America cannot be compared with the EU, firstly it was appropriated by Europeans and when they travelled there to make their new lives, that decision was absolute, they could not stay rooted to "the old country" in the same way as it is possible to now with the tools at our disposal such as the internet. So whilst they retained elements of where they came from food, language, en masse they were signing up to collective new ethos and they were doing that of their own volition rather than having it foisted upon them, with the exception of black slaves who being snatched from whence they came had no choice in anything.
As for "Little Englanders"a big bollocks to that! I have quite a few cousins in France, who are a quarter English as we share the same grandma, they are far more entrenched in their Frenchness and everything French than I have ever been in being part English, born and bred here, whether they are typical I couldn't say, a couple of them hate seeing French culture being diluted, my perception that is not the case here, or at least around London where I live. Although it didn't preclude one of them wanting to come and live here in London with our grandparents when he thought he might be drafted into the Algerian war when he was a young man, although happily for him that finished around the time that might have been a possibility.

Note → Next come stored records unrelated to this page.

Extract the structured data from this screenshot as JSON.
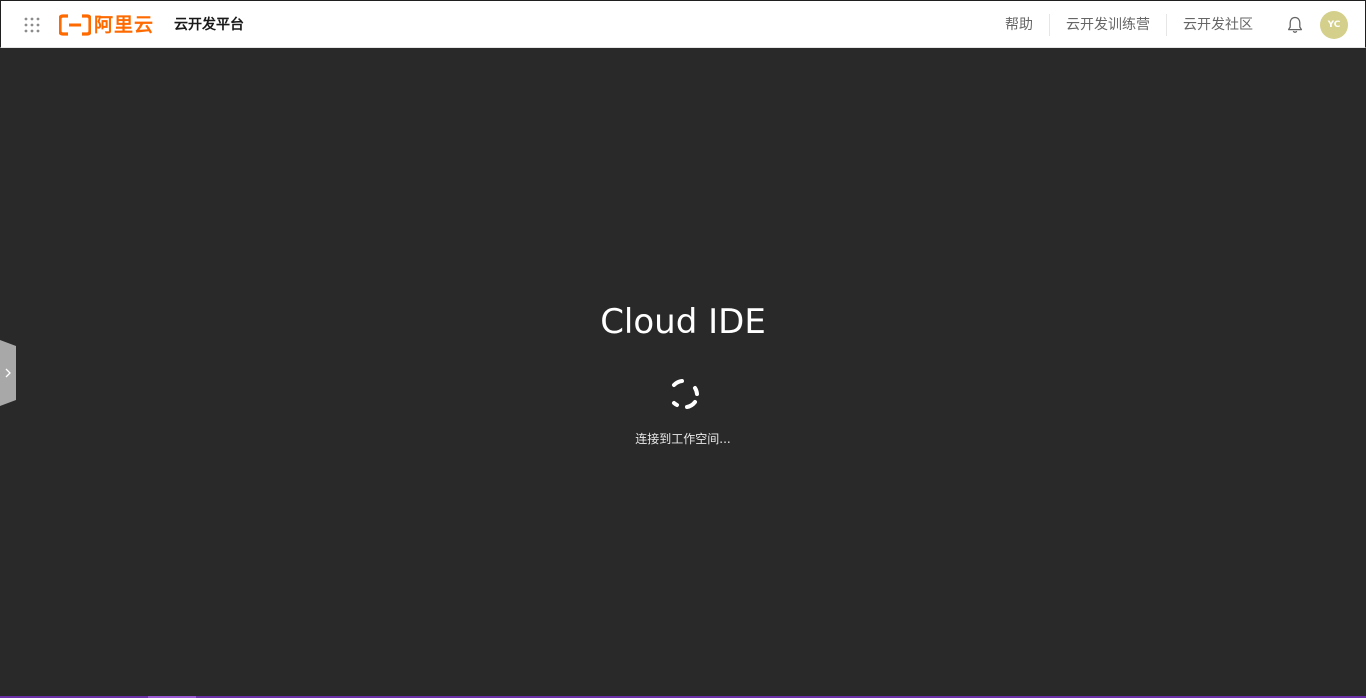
{
  "header": {
    "logo_text": "阿里云",
    "product_name": "云开发平台",
    "nav": {
      "help": "帮助",
      "training": "云开发训练营",
      "community": "云开发社区"
    },
    "avatar_initials": "YC"
  },
  "loader": {
    "title": "Cloud IDE",
    "status": "连接到工作空间..."
  },
  "icons": {
    "grid": "apps-grid-icon",
    "logo": "aliyun-logo-icon",
    "bell": "notification-bell-icon",
    "spinner": "loading-spinner-icon",
    "toggle": "chevron-right-icon"
  },
  "colors": {
    "brand_orange": "#ff6a00",
    "background": "#292929",
    "topbar": "#ffffff",
    "avatar_bg": "#d4cf8a",
    "progress_purple": "#6b2fa8"
  }
}
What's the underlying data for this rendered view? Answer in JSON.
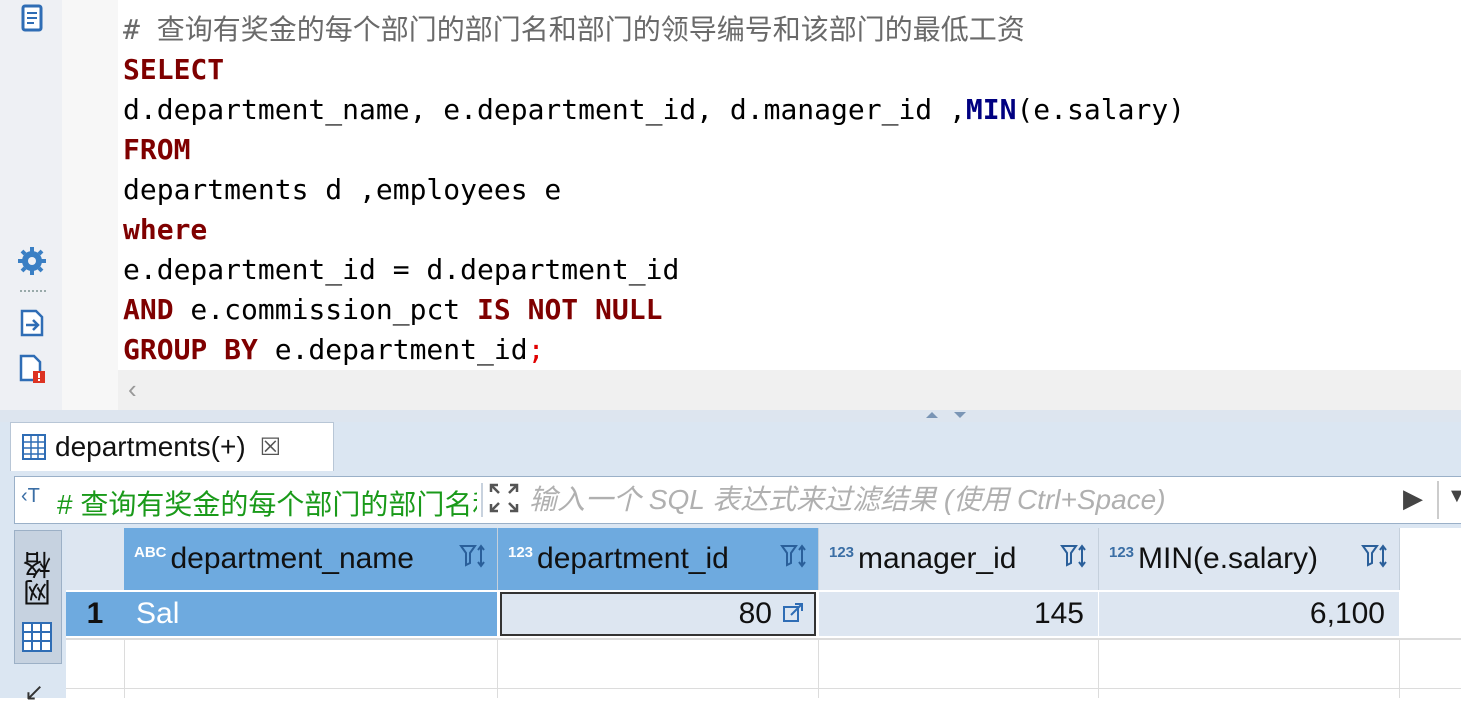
{
  "editor": {
    "lines": [
      {
        "parts": [
          {
            "t": "# 查询有奖金的每个部门的部门名和部门的领导编号和该部门的最低工资",
            "c": "cm"
          }
        ]
      },
      {
        "parts": [
          {
            "t": "SELECT",
            "c": "kw"
          }
        ]
      },
      {
        "parts": [
          {
            "t": "d.department_name, e.department_id, d.manager_id ,",
            "c": ""
          },
          {
            "t": "MIN",
            "c": "fn"
          },
          {
            "t": "(e.salary)",
            "c": ""
          }
        ]
      },
      {
        "parts": [
          {
            "t": "FROM",
            "c": "kw"
          }
        ]
      },
      {
        "parts": [
          {
            "t": "departments d ,employees e",
            "c": ""
          }
        ]
      },
      {
        "parts": [
          {
            "t": "where",
            "c": "kw"
          }
        ]
      },
      {
        "parts": [
          {
            "t": "e.department_id = d.department_id",
            "c": ""
          }
        ]
      },
      {
        "parts": [
          {
            "t": "AND",
            "c": "kw"
          },
          {
            "t": " e.commission_pct ",
            "c": ""
          },
          {
            "t": "IS NOT NULL",
            "c": "kw"
          }
        ]
      },
      {
        "parts": [
          {
            "t": "GROUP BY",
            "c": "kw"
          },
          {
            "t": " e.department_id",
            "c": ""
          },
          {
            "t": ";",
            "c": "semi"
          }
        ]
      }
    ]
  },
  "results": {
    "tab_label": "departments(+)",
    "filter_query": "# 查询有奖金的每个部门的部门名和部门的",
    "filter_placeholder": "输入一个 SQL 表达式来过滤结果 (使用 Ctrl+Space)",
    "side_tab_label": "网格",
    "columns": [
      {
        "type": "ABC",
        "label": "department_name"
      },
      {
        "type": "123",
        "label": "department_id"
      },
      {
        "type": "123",
        "label": "manager_id"
      },
      {
        "type": "123",
        "label": "MIN(e.salary)"
      }
    ],
    "rows": [
      {
        "num": "1",
        "cells": [
          "Sal",
          "80",
          "145",
          "6,100"
        ]
      }
    ]
  },
  "colors": {
    "keyword": "#7f0000",
    "function": "#000080",
    "comment": "#6a6a6a",
    "selected_header": "#6eaadf",
    "filter_green": "#1a9a1a"
  }
}
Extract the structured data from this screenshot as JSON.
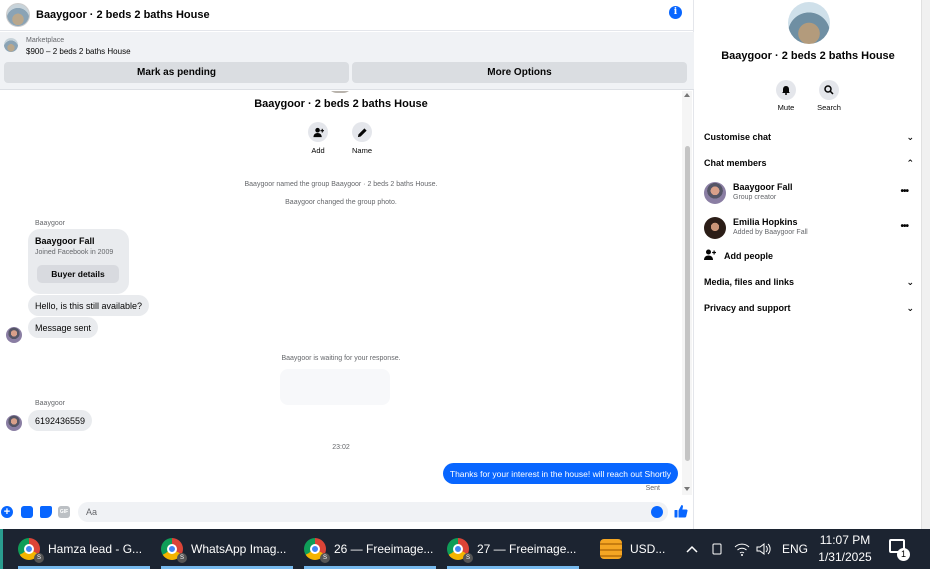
{
  "chat": {
    "title": "Baaygoor · 2 beds 2 baths House",
    "marketplace_label": "Marketplace",
    "listing": "$900 – 2 beds 2 baths House",
    "mark_pending": "Mark as pending",
    "more_options": "More Options",
    "group_name": "Baaygoor · 2 beds 2 baths House",
    "actions": [
      {
        "label": "Add"
      },
      {
        "label": "Name"
      }
    ],
    "system_messages": [
      "Baaygoor named the group Baaygoor · 2 beds 2 baths House.",
      "Baaygoor changed the group photo.",
      "Baaygoor is waiting for your response."
    ],
    "sender": "Baaygoor",
    "card": {
      "title": "Baaygoor Fall",
      "subtitle": "Joined Facebook in 2009",
      "button": "Buyer details"
    },
    "incoming": [
      "Hello, is this still available?",
      "Message sent",
      "6192436559"
    ],
    "time": "23:02",
    "outgoing": "Thanks for your interest in the house! will reach out Shortly",
    "sent_status": "Sent",
    "composer_placeholder": "Aa",
    "gif_label": "GIF"
  },
  "panel": {
    "title": "Baaygoor · 2 beds 2 baths House",
    "actions": [
      {
        "label": "Mute",
        "icon": "bell-icon"
      },
      {
        "label": "Search",
        "icon": "search-icon"
      }
    ],
    "sections": {
      "customise": "Customise chat",
      "members": "Chat members",
      "media": "Media, files and links",
      "privacy": "Privacy and support"
    },
    "members": [
      {
        "name": "Baaygoor Fall",
        "role": "Group creator"
      },
      {
        "name": "Emilia Hopkins",
        "role": "Added by Baaygoor Fall"
      }
    ],
    "add_people": "Add people"
  },
  "taskbar": {
    "items": [
      {
        "label": "Hamza lead - G...",
        "icon": "chrome-icon"
      },
      {
        "label": "WhatsApp Imag...",
        "icon": "chrome-icon"
      },
      {
        "label": "26 — Freeimage...",
        "icon": "chrome-icon"
      },
      {
        "label": "27 — Freeimage...",
        "icon": "chrome-icon"
      },
      {
        "label": "USD...",
        "icon": "currency-icon"
      }
    ],
    "profile_badge": "S",
    "language": "ENG",
    "time": "11:07 PM",
    "date": "1/31/2025",
    "notification_count": "1"
  },
  "colors": {
    "accent": "#0866ff",
    "taskbar": "#1c2431"
  }
}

However, from what I read there is very little appetite for federalism in Europe, indeed where other parts of family emanate from Sicily, they don't even see themselves as anything to do with the Northern part of Italy, the mindset is regional. Well a bit like our friend north of the border who doesn't see themselves as being part of Britain.
As the French are prone to say "Vive La Difference" it's what makes us all special! not being some unwieldy homogeneous mass.